After getting settled, the first thing I did was hold an informational meeting about the church plant. I hoped 20 people would show up. Sixty-one people attended the meeting. The turnout was comprised almost entirely of Christians from a variety of other churches in the area, the vast majority of whom had never been involved with a church plant.
After speaking for about an hour on the vision of Garden City Church, I shared this top 10 list. I spent 10 minutes sharing and unpacking this list I’d created in order to de-romanticize church planting for all the Christians in the room. As people were growing excited about the possibility of joining our church planting team, I wanted them to have a realistic picture of the difficulty of church planting, to be aware of some of the wrong reasons why people join a church plant, and to take an honest assessment of their own expectations and motives in considering joining the team.
Coming up with and sharing this list has proved very helpful for me, for the people who have decided to join me, and for the people who have decided not to join our team.
1. If you’re looking for the next cool thing in town (we want to grow by conversion growth, not church-goer transfer growth).
2. If you’re a Christian and you don’t like your current church (you will find reasons to not like this church).
3. If you have a bad track record at churches of being unteachable and causing problems (you won’t change here, you’ll repeat the pattern).
4. If you’re a consumer wanting to “go to church” one time a week for a nice show (we are not a Sunday show, we are a community of disciples on a mission).
5. If you want religion (this church will be built on the radical gospel of grace).
6. If you have an agenda (we have our vision, our mission and our values–your private agenda does not supercede them).

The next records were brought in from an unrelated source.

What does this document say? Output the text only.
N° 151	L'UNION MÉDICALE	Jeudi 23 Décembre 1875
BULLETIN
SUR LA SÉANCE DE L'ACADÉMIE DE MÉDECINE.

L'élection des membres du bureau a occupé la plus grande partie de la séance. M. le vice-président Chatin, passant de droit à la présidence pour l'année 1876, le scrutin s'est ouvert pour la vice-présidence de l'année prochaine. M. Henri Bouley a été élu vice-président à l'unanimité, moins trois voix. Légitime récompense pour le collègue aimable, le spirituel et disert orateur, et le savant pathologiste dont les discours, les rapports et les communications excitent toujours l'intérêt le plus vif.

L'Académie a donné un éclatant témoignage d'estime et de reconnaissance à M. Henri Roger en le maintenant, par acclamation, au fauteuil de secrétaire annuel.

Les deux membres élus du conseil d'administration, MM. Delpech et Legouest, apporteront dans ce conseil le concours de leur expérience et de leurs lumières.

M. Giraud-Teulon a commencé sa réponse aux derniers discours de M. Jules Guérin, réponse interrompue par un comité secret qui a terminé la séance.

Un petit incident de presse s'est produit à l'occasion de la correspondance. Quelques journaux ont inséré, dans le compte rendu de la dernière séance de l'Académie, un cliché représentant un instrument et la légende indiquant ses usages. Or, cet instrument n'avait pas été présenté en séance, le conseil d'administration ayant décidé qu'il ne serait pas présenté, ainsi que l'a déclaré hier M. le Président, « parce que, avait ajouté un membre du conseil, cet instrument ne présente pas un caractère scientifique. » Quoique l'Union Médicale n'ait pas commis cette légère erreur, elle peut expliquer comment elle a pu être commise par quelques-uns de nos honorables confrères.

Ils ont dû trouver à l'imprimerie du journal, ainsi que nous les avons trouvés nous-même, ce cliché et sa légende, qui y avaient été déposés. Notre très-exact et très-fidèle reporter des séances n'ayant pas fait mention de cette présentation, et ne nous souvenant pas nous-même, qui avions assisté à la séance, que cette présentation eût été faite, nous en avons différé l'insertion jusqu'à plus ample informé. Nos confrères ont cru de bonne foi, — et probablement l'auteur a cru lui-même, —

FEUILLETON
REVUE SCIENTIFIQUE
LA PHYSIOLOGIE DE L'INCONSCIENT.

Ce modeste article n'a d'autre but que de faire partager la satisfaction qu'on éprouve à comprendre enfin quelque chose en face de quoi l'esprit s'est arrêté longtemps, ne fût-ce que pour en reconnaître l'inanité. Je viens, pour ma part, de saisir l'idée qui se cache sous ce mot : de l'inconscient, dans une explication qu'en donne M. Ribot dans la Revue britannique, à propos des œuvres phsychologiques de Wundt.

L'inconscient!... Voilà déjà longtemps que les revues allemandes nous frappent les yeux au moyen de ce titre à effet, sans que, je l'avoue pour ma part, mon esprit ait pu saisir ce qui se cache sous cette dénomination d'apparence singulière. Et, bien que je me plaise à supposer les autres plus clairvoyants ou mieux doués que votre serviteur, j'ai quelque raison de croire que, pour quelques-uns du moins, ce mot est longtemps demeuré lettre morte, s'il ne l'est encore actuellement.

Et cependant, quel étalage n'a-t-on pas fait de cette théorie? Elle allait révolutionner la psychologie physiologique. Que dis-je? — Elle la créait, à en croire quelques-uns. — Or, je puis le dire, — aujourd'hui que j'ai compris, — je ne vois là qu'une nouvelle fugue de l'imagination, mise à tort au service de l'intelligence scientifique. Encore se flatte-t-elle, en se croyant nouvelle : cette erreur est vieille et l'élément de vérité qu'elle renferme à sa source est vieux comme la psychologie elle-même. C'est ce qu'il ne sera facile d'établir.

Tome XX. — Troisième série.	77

7. If you’re a wolf (we will sniff you out).
8. If you think this will be a nice little church that stays the same size, where everybody knows your name and you have my cell number on speed dial and we have a picnic lunch together every week (by God’s grace, we want to grow).
9. If you think this will be easy and smooth (this will be hard and difficult; this will be a fight, a battle, a challenging mission).
10. If you want to hold onto your comfortable life (you must lose your life).
I also shared a quote from Ernest Shakelton, from the advertisement he used when recruiting men for his expedition to Antarctica in 1914:
Men wanted for hazardous journey. Small wages, bitter cold, long months of complete darkness, constant danger, safe return doubtful, honor and recognition in case of success.